Whiteoak did not entice Flack away from a long-term employer, Flack wasn’t a high- level executive, and he was one of five people performing similar tasks, found the court. These all pointed to better job prospects in the short term and didn’t necessitate a longer notice period.

A dismissed employee’s advanced age helped his notice entitlement, but his lack of mitigation efforts hurt, a B.C. court found.

Advanced age can have advantages

As for Flack’s age of 61, the court found that advanced age wasn’t always a disadvantage that could warrant a longer notice period. The evidence indicated that Flack’s experience and skills were an advantage that allowed him to move between multiple short-term jobs before he joined Whiteoak and would likely help him find another job before too long.

“Changes to mandatory retirement rules and the aging of the baby boom generation have also caused considerable social changes to the expectations of employers and employees alike: outside of the shrinking defined-benefit plan but non-union universe, the once automatic assumption of retirement at age 65 is at best a guideline with many remaining in the workforce for years after that age,” said the court.

Similarly, the nature of the industry provided “robust and open” market conditions for someone with Flack’s skills and experience, as evidenced by the fact that he immediately started looking for work and had two possibilities within the first couple of months.
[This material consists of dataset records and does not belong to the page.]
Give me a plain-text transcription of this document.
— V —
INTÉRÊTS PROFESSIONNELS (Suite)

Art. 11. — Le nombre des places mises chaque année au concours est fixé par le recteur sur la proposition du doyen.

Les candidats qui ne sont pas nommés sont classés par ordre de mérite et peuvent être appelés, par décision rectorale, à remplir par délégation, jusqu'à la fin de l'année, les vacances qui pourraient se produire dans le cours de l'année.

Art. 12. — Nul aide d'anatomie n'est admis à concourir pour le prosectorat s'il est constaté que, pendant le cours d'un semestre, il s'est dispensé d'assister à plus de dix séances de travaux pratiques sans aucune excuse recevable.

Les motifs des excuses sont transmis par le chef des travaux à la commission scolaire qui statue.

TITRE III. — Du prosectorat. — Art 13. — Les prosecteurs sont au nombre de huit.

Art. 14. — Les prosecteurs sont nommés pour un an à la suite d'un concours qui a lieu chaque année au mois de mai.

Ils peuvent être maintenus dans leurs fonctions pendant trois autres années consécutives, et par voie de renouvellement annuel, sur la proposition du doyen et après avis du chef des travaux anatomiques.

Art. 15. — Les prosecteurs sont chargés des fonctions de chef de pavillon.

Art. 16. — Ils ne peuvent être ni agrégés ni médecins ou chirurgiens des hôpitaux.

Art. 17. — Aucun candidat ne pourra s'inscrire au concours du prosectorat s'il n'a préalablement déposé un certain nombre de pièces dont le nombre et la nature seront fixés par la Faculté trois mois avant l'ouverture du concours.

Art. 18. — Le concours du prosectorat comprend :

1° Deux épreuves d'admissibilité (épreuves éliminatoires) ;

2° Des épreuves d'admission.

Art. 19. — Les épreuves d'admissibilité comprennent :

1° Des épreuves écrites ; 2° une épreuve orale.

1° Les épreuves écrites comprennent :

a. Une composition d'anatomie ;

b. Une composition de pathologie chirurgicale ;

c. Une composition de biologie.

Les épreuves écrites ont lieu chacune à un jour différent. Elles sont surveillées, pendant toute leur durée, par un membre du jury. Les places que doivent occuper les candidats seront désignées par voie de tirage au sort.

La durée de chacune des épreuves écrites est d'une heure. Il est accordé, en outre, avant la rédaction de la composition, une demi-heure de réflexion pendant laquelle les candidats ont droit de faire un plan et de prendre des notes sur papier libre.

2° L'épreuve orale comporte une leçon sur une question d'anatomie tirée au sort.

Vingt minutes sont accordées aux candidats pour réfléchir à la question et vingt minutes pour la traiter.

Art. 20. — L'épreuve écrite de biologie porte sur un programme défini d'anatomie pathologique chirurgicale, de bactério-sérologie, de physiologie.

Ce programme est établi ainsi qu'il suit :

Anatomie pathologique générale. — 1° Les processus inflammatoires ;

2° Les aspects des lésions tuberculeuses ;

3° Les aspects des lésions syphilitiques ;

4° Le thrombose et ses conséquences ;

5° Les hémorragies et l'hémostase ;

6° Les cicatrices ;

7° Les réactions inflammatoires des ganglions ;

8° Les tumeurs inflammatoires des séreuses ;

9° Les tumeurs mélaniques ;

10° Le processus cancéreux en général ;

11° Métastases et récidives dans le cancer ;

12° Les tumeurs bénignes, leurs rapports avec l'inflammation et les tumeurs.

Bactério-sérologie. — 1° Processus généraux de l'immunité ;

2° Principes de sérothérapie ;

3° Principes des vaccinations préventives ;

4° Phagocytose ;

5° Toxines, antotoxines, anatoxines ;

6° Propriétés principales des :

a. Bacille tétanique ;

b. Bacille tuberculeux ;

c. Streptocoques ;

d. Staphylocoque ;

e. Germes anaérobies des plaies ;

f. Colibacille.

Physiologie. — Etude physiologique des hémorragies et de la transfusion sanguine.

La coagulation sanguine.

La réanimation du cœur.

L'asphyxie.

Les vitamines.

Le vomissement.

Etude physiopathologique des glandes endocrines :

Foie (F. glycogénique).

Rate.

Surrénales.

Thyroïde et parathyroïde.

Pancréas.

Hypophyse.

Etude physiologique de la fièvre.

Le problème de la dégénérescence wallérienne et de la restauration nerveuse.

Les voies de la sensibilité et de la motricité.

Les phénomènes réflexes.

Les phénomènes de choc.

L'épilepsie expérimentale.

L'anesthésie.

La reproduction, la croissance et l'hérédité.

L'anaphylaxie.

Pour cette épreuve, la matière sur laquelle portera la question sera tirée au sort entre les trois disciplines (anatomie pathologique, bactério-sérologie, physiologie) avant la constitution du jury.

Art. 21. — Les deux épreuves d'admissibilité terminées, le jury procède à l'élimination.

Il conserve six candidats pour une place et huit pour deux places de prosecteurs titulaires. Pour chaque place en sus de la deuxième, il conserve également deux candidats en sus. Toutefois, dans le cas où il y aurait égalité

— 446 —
Even though the pandemic shut things down for a while, Flack found a job shortly after the initial lockdown lifted in June 2020. As a result, the availability of similar employment was not a factor in lengthening the notice period, the court said.

A 70-year-old B.C. worker was entitled to three months’ notice after three days of work because he wasn’t given a chance to improve before being fired.

Age ‘a neutral factor’ in decision

“[In this case], age was a neutral factor as he was in a busy industry where his maturity and experience outweighed any detriment from being 61,” says Allyson Lee.

Although COVID-19 affected Flack’s job search for at least a couple of months, the court determined that shouldn’t be a factor because it happened two months after Whiteoak terminated his employment. This isn’t surprising, as notice periods are determined based on the conditions at the time of termination, says Lee.

“When Flack was terminated, both employer and employee would have predicted a quick re-employment,” she says. “COVID-19 was an event subsequent to termination that neither could have foreseen.”

“It was therefore unfair if sympathy for Flack led to an extended notice period.”

The court determined that two months was an appropriate amount of reasonable notice and ordered Whiteoak and Flack to figure out the monetary value of that notice.

Employers should note two key elements from the court’s decision, says Lee.

“First, COVID-19 may not extend a notice period if the employee would have been quickly re-employed but for the pandemic. Second, particularly for short-service employees, advanced age and a high-earning position may not automatically increase the notice period.”

See Flack v. Whiteoak Ford Lincoln Sales Limited, 2021 ONSC 7176.